The death of Brito, whose case had become a cause celebre for opposition parties and rights groups, came at a sensitive time as political passions rise before a September 26 vote for Venezuela's parliament.
Some had compared Brito's case to that of Cuban dissident Orlando Zapata, who died in February after an 85-day hunger strike for improved prison conditions, drawing international condemnation of Havana's rights record.
Brito, who looked emaciated in recent photos circulating on the Internet, had been at Caracas' military hospital against his will since December after being picked up by authorities from a city square where he had camped out in protest.
Authorities said Brito was mentally unstable and accused the political opposition of trying to exploit his case.
His 59 acres (24 hectares) of yucca and watermelon plants in southern Bolivar state were seized in 2003 -- part of the roughly 6.2 million acres (2.5 million hectares) expropriated in recent years by Chavez's government.

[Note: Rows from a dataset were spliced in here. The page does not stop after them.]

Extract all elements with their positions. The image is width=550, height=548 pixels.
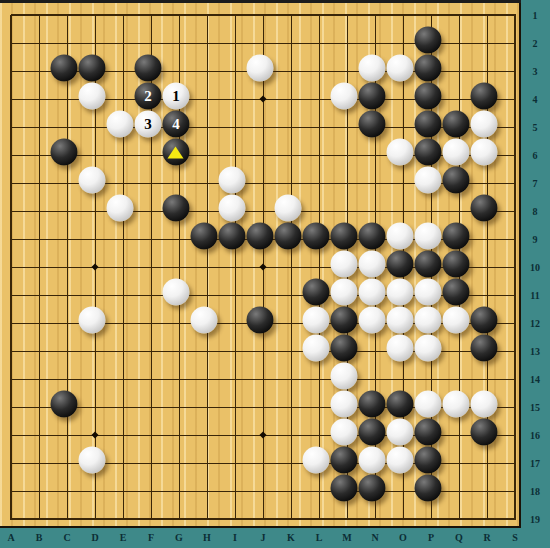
row-label-13: 13 xyxy=(530,346,540,357)
white-stone-Q15[interactable] xyxy=(443,391,470,418)
black-stone-P18[interactable] xyxy=(415,475,442,502)
white-stone-P15[interactable] xyxy=(415,391,442,418)
column-label-P: P xyxy=(428,532,434,543)
black-stone-P6[interactable] xyxy=(415,139,442,166)
black-stone-M13[interactable] xyxy=(331,335,358,362)
white-stone-I8[interactable] xyxy=(219,195,246,222)
white-stone-L17[interactable] xyxy=(303,447,330,474)
white-stone-D12[interactable] xyxy=(79,307,106,334)
white-stone-J3[interactable] xyxy=(247,55,274,82)
row-label-1: 1 xyxy=(533,10,538,21)
column-label-E: E xyxy=(120,532,127,543)
white-stone-O12[interactable] xyxy=(387,307,414,334)
white-stone-E5[interactable] xyxy=(107,111,134,138)
black-stone-F4[interactable]: 2 xyxy=(135,83,162,110)
black-stone-I9[interactable] xyxy=(219,223,246,250)
row-label-16: 16 xyxy=(530,430,540,441)
move-number-label: 2 xyxy=(135,83,162,110)
white-stone-O17[interactable] xyxy=(387,447,414,474)
black-stone-K9[interactable] xyxy=(275,223,302,250)
white-stone-D4[interactable] xyxy=(79,83,106,110)
black-stone-R12[interactable] xyxy=(471,307,498,334)
row-label-12: 12 xyxy=(530,318,540,329)
white-stone-O16[interactable] xyxy=(387,419,414,446)
black-stone-M9[interactable] xyxy=(331,223,358,250)
column-label-F: F xyxy=(148,532,154,543)
column-label-D: D xyxy=(91,532,98,543)
white-stone-P12[interactable] xyxy=(415,307,442,334)
triangle-marker xyxy=(168,147,184,159)
column-label-B: B xyxy=(36,532,43,543)
row-label-7: 7 xyxy=(533,178,538,189)
black-stone-C15[interactable] xyxy=(51,391,78,418)
black-stone-Q5[interactable] xyxy=(443,111,470,138)
black-stone-M18[interactable] xyxy=(331,475,358,502)
row-label-11: 11 xyxy=(530,290,539,301)
black-stone-R13[interactable] xyxy=(471,335,498,362)
hoshi-point-D10 xyxy=(91,263,98,270)
white-stone-P13[interactable] xyxy=(415,335,442,362)
hoshi-point-J16 xyxy=(259,431,266,438)
black-stone-L9[interactable] xyxy=(303,223,330,250)
white-stone-Q12[interactable] xyxy=(443,307,470,334)
black-stone-P16[interactable] xyxy=(415,419,442,446)
white-stone-M14[interactable] xyxy=(331,363,358,390)
black-stone-N4[interactable] xyxy=(359,83,386,110)
row-label-2: 2 xyxy=(533,38,538,49)
row-label-18: 18 xyxy=(530,486,540,497)
black-stone-N18[interactable] xyxy=(359,475,386,502)
black-stone-M17[interactable] xyxy=(331,447,358,474)
column-label-K: K xyxy=(287,532,295,543)
white-stone-M11[interactable] xyxy=(331,279,358,306)
row-label-6: 6 xyxy=(533,150,538,161)
white-stone-R5[interactable] xyxy=(471,111,498,138)
black-stone-G8[interactable] xyxy=(163,195,190,222)
column-label-I: I xyxy=(233,532,237,543)
row-label-19: 19 xyxy=(530,514,540,525)
move-number-label: 3 xyxy=(135,111,162,138)
grid-line-vertical-L xyxy=(319,15,320,520)
white-stone-M4[interactable] xyxy=(331,83,358,110)
go-board-screen: 2134 ABCDEFGHIJKLMNOPQRS1234567891011121… xyxy=(0,0,550,548)
black-stone-N9[interactable] xyxy=(359,223,386,250)
grid-line-horizontal-14 xyxy=(11,379,516,380)
white-stone-F5[interactable]: 3 xyxy=(135,111,162,138)
white-stone-P7[interactable] xyxy=(415,167,442,194)
white-stone-M10[interactable] xyxy=(331,251,358,278)
black-stone-D3[interactable] xyxy=(79,55,106,82)
column-label-G: G xyxy=(175,532,183,543)
white-stone-P11[interactable] xyxy=(415,279,442,306)
row-label-9: 9 xyxy=(533,234,538,245)
white-stone-E8[interactable] xyxy=(107,195,134,222)
row-label-3: 3 xyxy=(533,66,538,77)
black-stone-Q10[interactable] xyxy=(443,251,470,278)
row-label-4: 4 xyxy=(533,94,538,105)
black-stone-J9[interactable] xyxy=(247,223,274,250)
column-label-O: O xyxy=(399,532,407,543)
black-stone-P2[interactable] xyxy=(415,27,442,54)
white-stone-K8[interactable] xyxy=(275,195,302,222)
grid-line-horizontal-19 xyxy=(11,518,516,520)
black-stone-H9[interactable] xyxy=(191,223,218,250)
black-stone-N15[interactable] xyxy=(359,391,386,418)
column-label-R: R xyxy=(483,532,490,543)
white-stone-D17[interactable] xyxy=(79,447,106,474)
white-stone-L13[interactable] xyxy=(303,335,330,362)
white-stone-N11[interactable] xyxy=(359,279,386,306)
white-stone-N3[interactable] xyxy=(359,55,386,82)
grid-line-vertical-K xyxy=(291,15,292,520)
white-stone-I7[interactable] xyxy=(219,167,246,194)
white-stone-O9[interactable] xyxy=(387,223,414,250)
go-board[interactable]: 2134 xyxy=(0,0,521,528)
white-stone-Q6[interactable] xyxy=(443,139,470,166)
black-stone-O15[interactable] xyxy=(387,391,414,418)
row-label-5: 5 xyxy=(533,122,538,133)
column-label-N: N xyxy=(371,532,378,543)
black-stone-O10[interactable] xyxy=(387,251,414,278)
white-stone-N17[interactable] xyxy=(359,447,386,474)
white-stone-H12[interactable] xyxy=(191,307,218,334)
row-label-15: 15 xyxy=(530,402,540,413)
black-stone-P10[interactable] xyxy=(415,251,442,278)
black-stone-Q7[interactable] xyxy=(443,167,470,194)
black-stone-P3[interactable] xyxy=(415,55,442,82)
black-stone-Q11[interactable] xyxy=(443,279,470,306)
row-label-8: 8 xyxy=(533,206,538,217)
move-number-label: 4 xyxy=(163,111,190,138)
white-stone-N10[interactable] xyxy=(359,251,386,278)
white-stone-N12[interactable] xyxy=(359,307,386,334)
hoshi-point-J10 xyxy=(259,263,266,270)
black-stone-P17[interactable] xyxy=(415,447,442,474)
white-stone-M16[interactable] xyxy=(331,419,358,446)
black-stone-G6[interactable] xyxy=(163,139,190,166)
white-stone-G4[interactable]: 1 xyxy=(163,83,190,110)
black-stone-P4[interactable] xyxy=(415,83,442,110)
black-stone-N5[interactable] xyxy=(359,111,386,138)
black-stone-R16[interactable] xyxy=(471,419,498,446)
column-label-H: H xyxy=(203,532,211,543)
column-label-J: J xyxy=(261,532,266,543)
white-stone-M15[interactable] xyxy=(331,391,358,418)
white-stone-G11[interactable] xyxy=(163,279,190,306)
black-stone-R4[interactable] xyxy=(471,83,498,110)
black-stone-Q9[interactable] xyxy=(443,223,470,250)
white-stone-O13[interactable] xyxy=(387,335,414,362)
move-number-label: 1 xyxy=(163,83,190,110)
column-label-L: L xyxy=(316,532,323,543)
white-stone-R6[interactable] xyxy=(471,139,498,166)
column-label-S: S xyxy=(512,532,518,543)
row-label-10: 10 xyxy=(530,262,540,273)
white-stone-O3[interactable] xyxy=(387,55,414,82)
grid-line-vertical-S xyxy=(514,15,516,520)
white-stone-O11[interactable] xyxy=(387,279,414,306)
white-stone-O6[interactable] xyxy=(387,139,414,166)
white-stone-D7[interactable] xyxy=(79,167,106,194)
black-stone-G5[interactable]: 4 xyxy=(163,111,190,138)
white-stone-L12[interactable] xyxy=(303,307,330,334)
column-label-M: M xyxy=(342,532,351,543)
board-top-edge xyxy=(0,0,521,3)
black-stone-L11[interactable] xyxy=(303,279,330,306)
black-stone-J12[interactable] xyxy=(247,307,274,334)
column-label-A: A xyxy=(7,532,14,543)
black-stone-C6[interactable] xyxy=(51,139,78,166)
white-stone-R15[interactable] xyxy=(471,391,498,418)
column-label-Q: Q xyxy=(455,532,463,543)
black-stone-F3[interactable] xyxy=(135,55,162,82)
column-label-C: C xyxy=(63,532,70,543)
hoshi-point-D16 xyxy=(91,431,98,438)
white-stone-P9[interactable] xyxy=(415,223,442,250)
hoshi-point-J4 xyxy=(259,95,266,102)
black-stone-C3[interactable] xyxy=(51,55,78,82)
black-stone-R8[interactable] xyxy=(471,195,498,222)
black-stone-P5[interactable] xyxy=(415,111,442,138)
black-stone-M12[interactable] xyxy=(331,307,358,334)
black-stone-N16[interactable] xyxy=(359,419,386,446)
row-label-14: 14 xyxy=(530,374,540,385)
row-label-17: 17 xyxy=(530,458,540,469)
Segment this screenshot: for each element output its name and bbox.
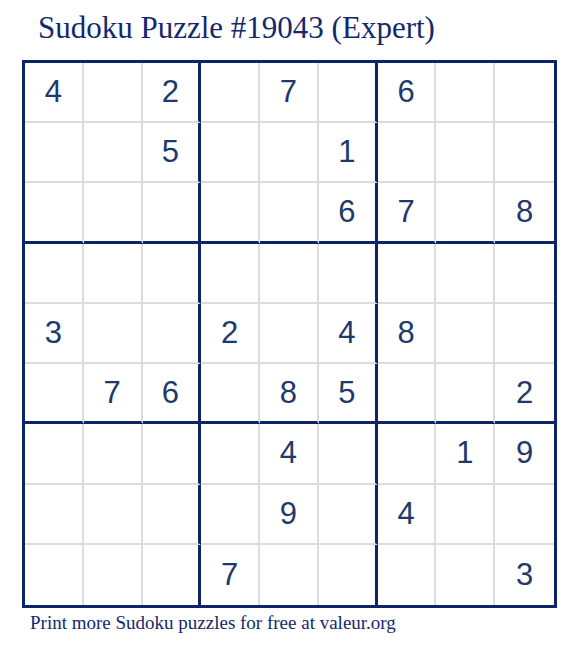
cell-r5c8	[436, 304, 495, 364]
cell-r8c4	[201, 485, 260, 545]
cell-r6c2: 7	[84, 364, 143, 424]
cell-r8c6	[319, 485, 378, 545]
cell-r5c1: 3	[25, 304, 84, 364]
cell-r2c6: 1	[319, 123, 378, 183]
cell-r3c4	[201, 183, 260, 243]
cell-r6c1	[25, 364, 84, 424]
cell-r3c2	[84, 183, 143, 243]
cell-r8c9	[495, 485, 554, 545]
cell-r8c1	[25, 485, 84, 545]
cell-r4c9	[495, 244, 554, 304]
cell-r9c7	[378, 545, 437, 605]
cell-r5c6: 4	[319, 304, 378, 364]
cell-r8c7: 4	[378, 485, 437, 545]
cell-r7c9: 9	[495, 424, 554, 484]
cell-r1c5: 7	[260, 63, 319, 123]
cell-r3c3	[143, 183, 202, 243]
cell-r8c8	[436, 485, 495, 545]
cell-r2c2	[84, 123, 143, 183]
sudoku-board: 4276516783248768524199473	[22, 60, 557, 608]
cell-r2c1	[25, 123, 84, 183]
cell-r1c6	[319, 63, 378, 123]
cell-r7c4	[201, 424, 260, 484]
cell-r4c4	[201, 244, 260, 304]
cell-r6c4	[201, 364, 260, 424]
cell-r7c2	[84, 424, 143, 484]
cell-r9c3	[143, 545, 202, 605]
cell-r4c6	[319, 244, 378, 304]
cell-r5c4: 2	[201, 304, 260, 364]
cell-r9c6	[319, 545, 378, 605]
cell-r2c9	[495, 123, 554, 183]
cell-r2c5	[260, 123, 319, 183]
cell-r6c8	[436, 364, 495, 424]
cell-r6c3: 6	[143, 364, 202, 424]
cell-r1c9	[495, 63, 554, 123]
cell-r8c5: 9	[260, 485, 319, 545]
cell-r7c7	[378, 424, 437, 484]
cell-r9c4: 7	[201, 545, 260, 605]
cell-r7c6	[319, 424, 378, 484]
cell-r1c4	[201, 63, 260, 123]
cell-r1c2	[84, 63, 143, 123]
cell-r3c7: 7	[378, 183, 437, 243]
cell-r2c7	[378, 123, 437, 183]
cell-r1c1: 4	[25, 63, 84, 123]
cell-r1c8	[436, 63, 495, 123]
cell-r2c4	[201, 123, 260, 183]
cell-r5c7: 8	[378, 304, 437, 364]
cell-r4c3	[143, 244, 202, 304]
cell-r5c9	[495, 304, 554, 364]
cell-r4c8	[436, 244, 495, 304]
cell-r4c2	[84, 244, 143, 304]
cell-r3c1	[25, 183, 84, 243]
cell-r6c7	[378, 364, 437, 424]
cell-r1c7: 6	[378, 63, 437, 123]
cell-r9c1	[25, 545, 84, 605]
cell-r5c2	[84, 304, 143, 364]
cell-r5c5	[260, 304, 319, 364]
cell-r6c5: 8	[260, 364, 319, 424]
cell-r7c3	[143, 424, 202, 484]
cell-r3c5	[260, 183, 319, 243]
cell-r5c3	[143, 304, 202, 364]
cell-r7c1	[25, 424, 84, 484]
page-title: Sudoku Puzzle #19043 (Expert)	[38, 10, 435, 46]
footer-note: Print more Sudoku puzzles for free at va…	[30, 612, 396, 634]
cell-r1c3: 2	[143, 63, 202, 123]
cell-r6c9: 2	[495, 364, 554, 424]
cell-r9c8	[436, 545, 495, 605]
cell-r4c7	[378, 244, 437, 304]
cell-r9c9: 3	[495, 545, 554, 605]
cell-r3c6: 6	[319, 183, 378, 243]
cell-r4c1	[25, 244, 84, 304]
cell-r8c3	[143, 485, 202, 545]
cell-r7c8: 1	[436, 424, 495, 484]
cell-r9c5	[260, 545, 319, 605]
cell-r3c9: 8	[495, 183, 554, 243]
cell-r8c2	[84, 485, 143, 545]
cell-r7c5: 4	[260, 424, 319, 484]
cell-r2c8	[436, 123, 495, 183]
cell-r3c8	[436, 183, 495, 243]
cell-r9c2	[84, 545, 143, 605]
cell-r6c6: 5	[319, 364, 378, 424]
cell-r4c5	[260, 244, 319, 304]
cell-r2c3: 5	[143, 123, 202, 183]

Brito had camped for months outside the Caracas office of the Organisation of American States, sewed shut his mouth and even chopped off a finger in front of television cameras.
OPPOSITION ANGER
Chavez says he is reversing decades of exploitation and injustice by redistributing wealth in the South American OPEC member nation along more equitable lines.
His opponents say Chavez is turning Venezuela into a Cuban-style regime and wrecking the economy.
Opposition politician Delsa Solorzano said the Chavez government bore responsibility for the death of a man who represented thousands of like-minded farmers in Venezuela.
"He was just a humble farmer who chose a hunger strike as a way to make his voice heard by the national government," she said of Brito.
"We need to assess the responsibility of the government which never responded to Brito's petition. ... His death is political because in Venezuela, protesting has become a crime and he was kidnapped so people would not see him at the OAS."
The farmer called off his hunger strike for a week in December, but resumed it, saying the government was offering his land back without legally rescinding the seizure.
Recently, Brito had been taking some fluids intermittently, his family said, but was so weak he could not speak.
In Cuba, dissident blogger Yoani Sanchez reacted to the Brito case via Twitter.
"It seems Hugo Chavez now has his own Orlando Zapata," she said.